PURPOSE This study compares the effects of a soluble polymer hemostatic material and bone wax on sternal bone healing. DESCRIPTION Median sternotomies were performed on 20 New Zealand White rabbits, and sufficient polymer (Ostene; Ceremed Inc, Los Angeles CA) or bone wax (Bone Wax; Ethicon Inc, Somerville, NJ) was applied to achieve bone hemostasis. After 6 weeks, sternal healing was assessed using roentgenograms, histology, and mechanical strength testing. EVALUATION Roentgenograms revealed normal bone healing in the polymer-treated group and nonunion in the bone wax group.
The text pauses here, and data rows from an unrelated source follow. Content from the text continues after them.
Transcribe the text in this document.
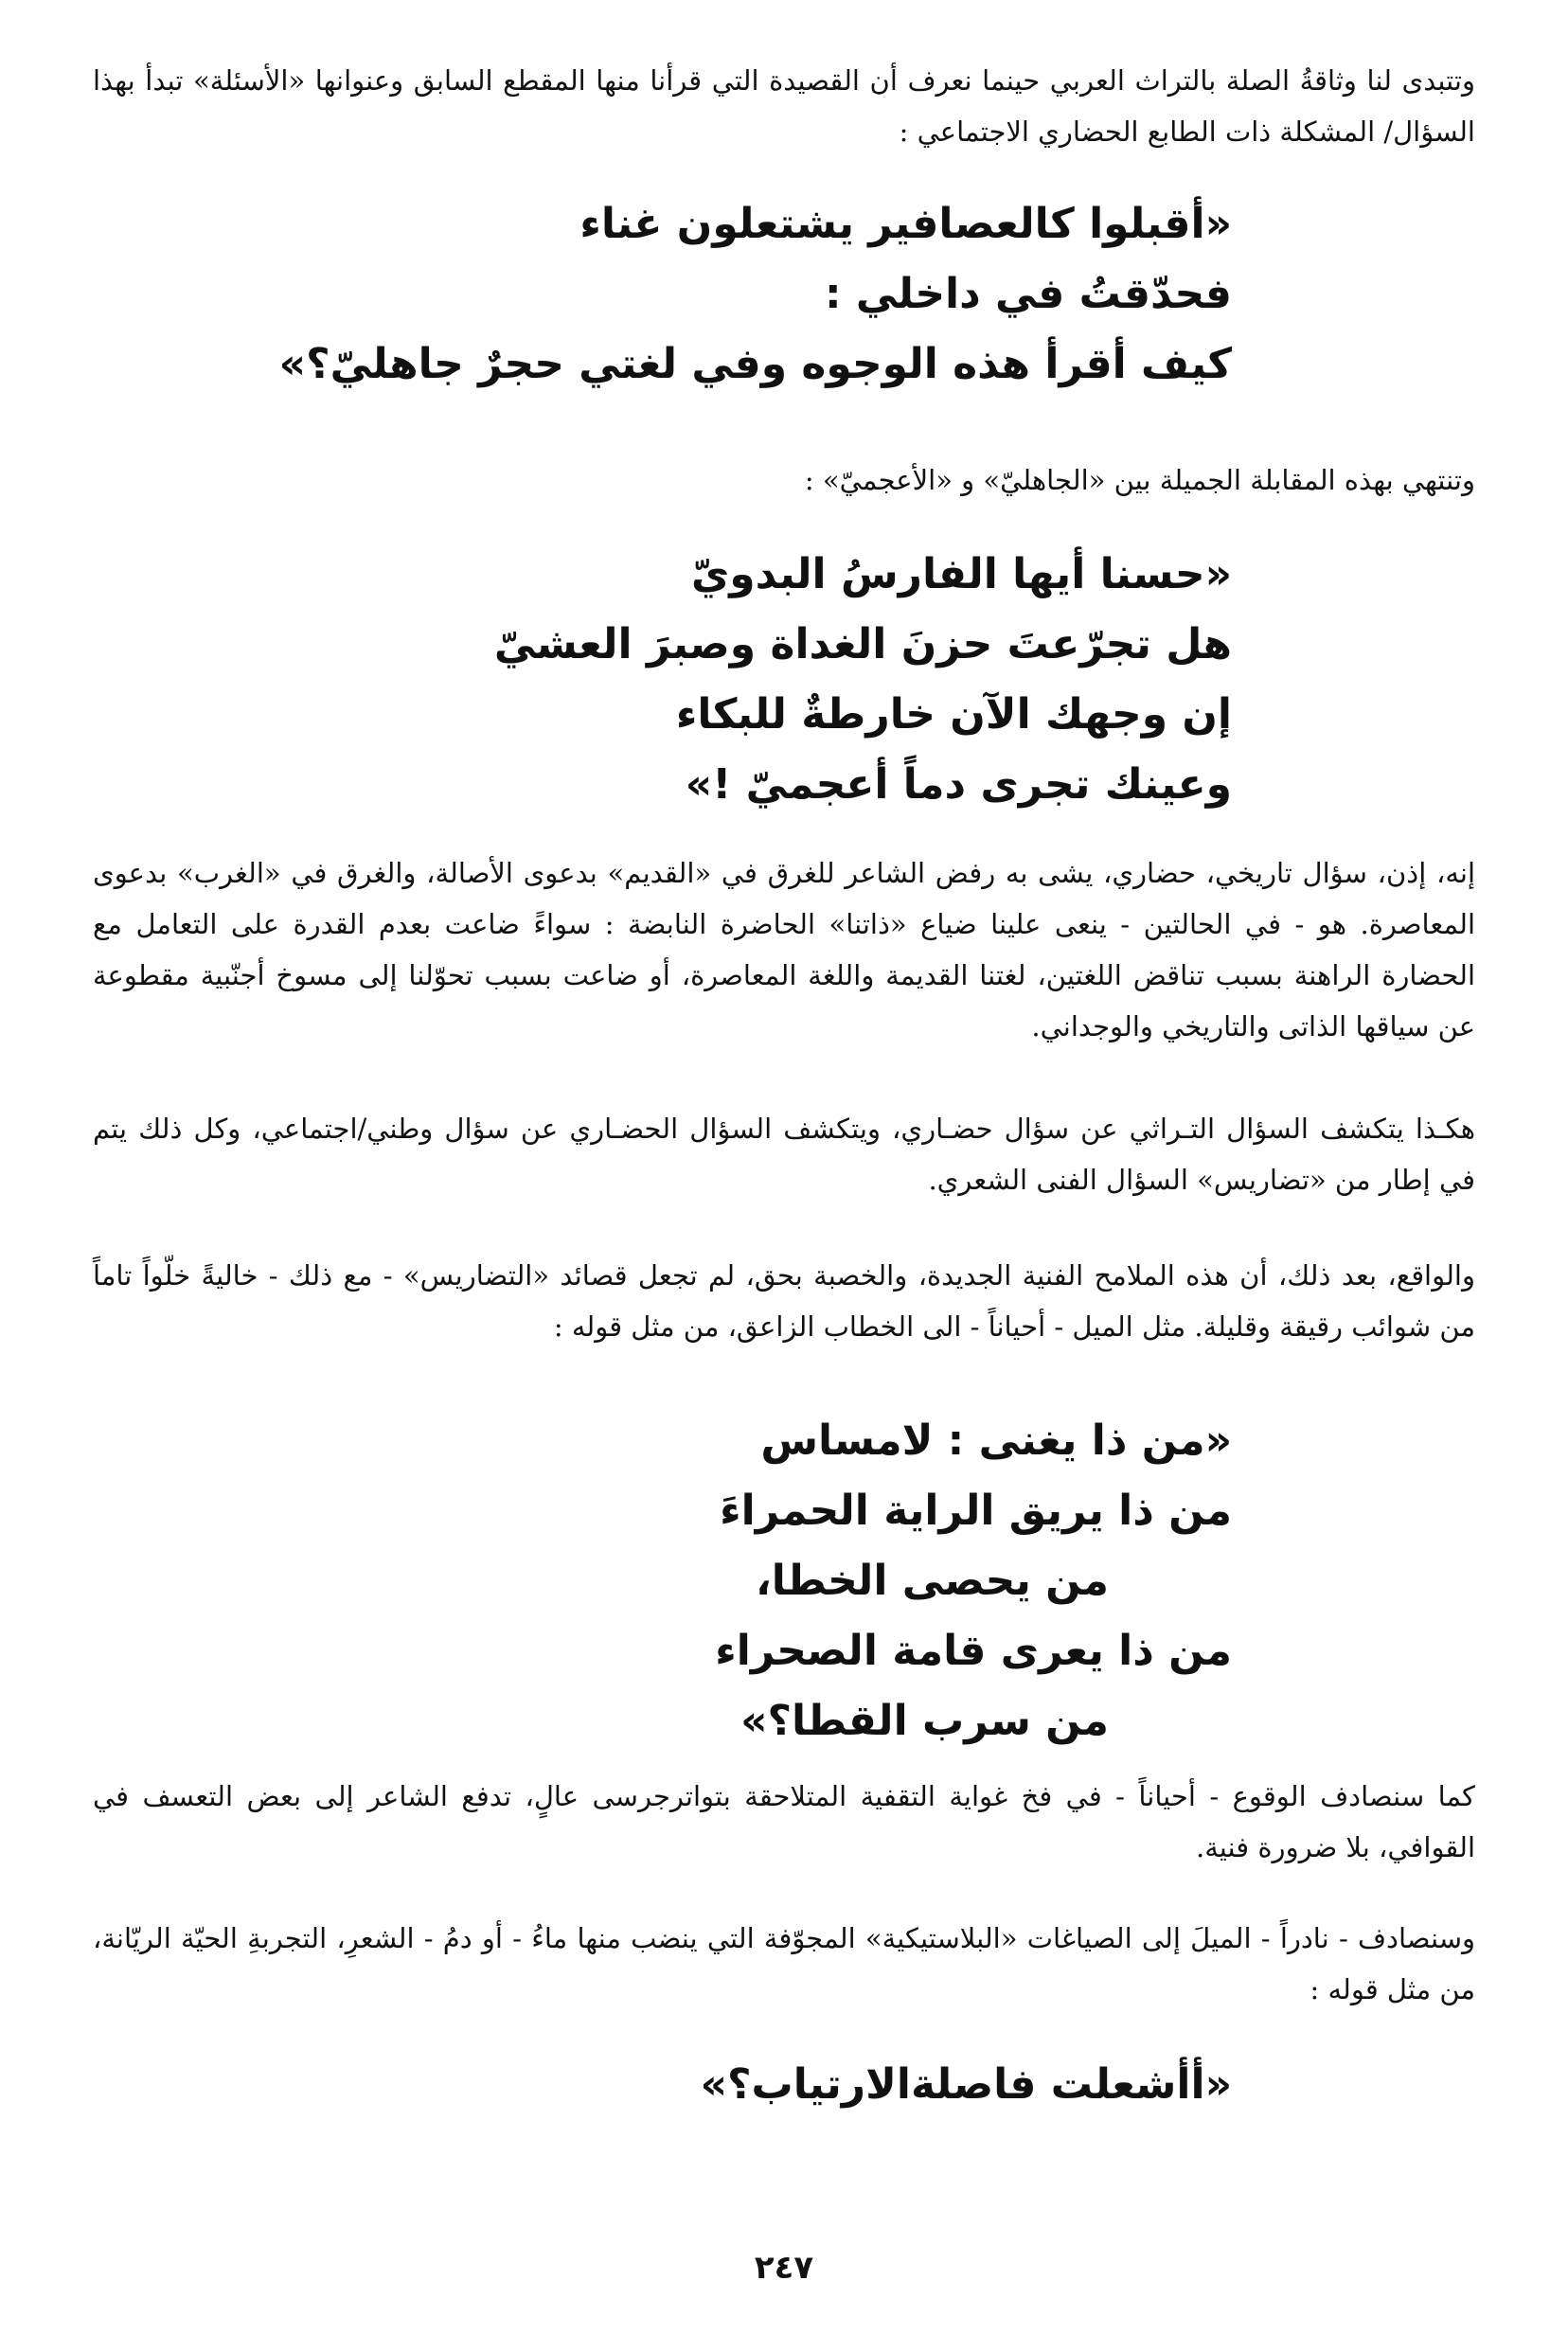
وتتبدى لنا وثاقةُ الصلة بالتراث العربي حينما نعرف أن القصيدة التي قرأنا منها المقطع السابق وعنوانها «الأسئلة» تبدأ بهذا السؤال/ المشكلة ذات الطابع الحضاري الاجتماعي :

«أقبلوا كالعصافير يشتعلون غناء
فحدّقتُ في داخلي :
كيف أقرأ هذه الوجوه وفي لغتي حجرٌ جاهليّ؟»

وتنتهي بهذه المقابلة الجميلة بين «الجاهليّ» و «الأعجميّ» :

«حسنا أيها الفارسُ البدويّ
هل تجرّعتَ حزنَ الغداة وصبرَ العشيّ
إن وجهك الآن خارطةٌ للبكاء
وعينك تجرى دماً أعجميّ !»

إنه، إذن، سؤال تاريخي، حضاري، يشى به رفض الشاعر للغرق في «القديم» بدعوى الأصالة، والغرق في «الغرب» بدعوى المعاصرة. هو - في الحالتين - ينعى علينا ضياع «ذاتنا» الحاضرة النابضة : سواءً ضاعت بعدم القدرة على التعامل مع الحضارة الراهنة بسبب تناقض اللغتين، لغتنا القديمة واللغة المعاصرة، أو ضاعت بسبب تحوّلنا إلى مسوخ أجنّبية مقطوعة عن سياقها الذاتى والتاريخي والوجداني.

هكـذا يتكشف السؤال التـراثي عن سؤال حضـاري، ويتكشف السؤال الحضـاري عن سؤال وطني/اجتماعي، وكل ذلك يتم في إطار من «تضاريس» السؤال الفنى الشعري.

والواقع، بعد ذلك، أن هذه الملامح الفنية الجديدة، والخصبة بحق، لم تجعل قصائد «التضاريس» - مع ذلك - خاليةً خلّواً تاماً من شوائب رقيقة وقليلة. مثل الميل - أحياناً - الى الخطاب الزاعق، من مثل قوله :

«من ذا يغنى : لامساس
من ذا يريق الراية الحمراءَ
من يحصى الخطا،
من ذا يعرى قامة الصحراء
من سرب القطا؟»

كما سنصادف الوقوع - أحياناً - في فخ غواية التقفية المتلاحقة بتواترجرسى عالٍ، تدفع الشاعر إلى بعض التعسف في القوافي، بلا ضرورة فنية.

وسنصادف - نادراً - الميلَ إلى الصياغات «البلاستيكية» المجوّفة التي ينضب منها ماءُ - أو دمُ - الشعرِ، التجربةِ الحيّة الريّانة، من مثل قوله :

«أأشعلت فاصلةالارتياب؟»
٢٤٧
Histology showed normal bone healing in the polymer group, with fibrotic scar tissue and the absence of new bone formation in the bone wax group. Mechanical strength testing showed that polymer-treated sternal segments were twice as strong as those treated with bone wax. They had a significantly higher flexural strength (2.53 +/- 0.43 vs. 1.29 +/- 0.37 megapascal [MPa]; p < 0.001) and Youngs modulus (0.315 +/- 0.056 vs 0.146 +/- 0.031 MPa; p < 0.001). CONCLUSIONS The application of the polymer hemostatic material to the sternum resulted in significantly stronger union compared with the use of bone wax.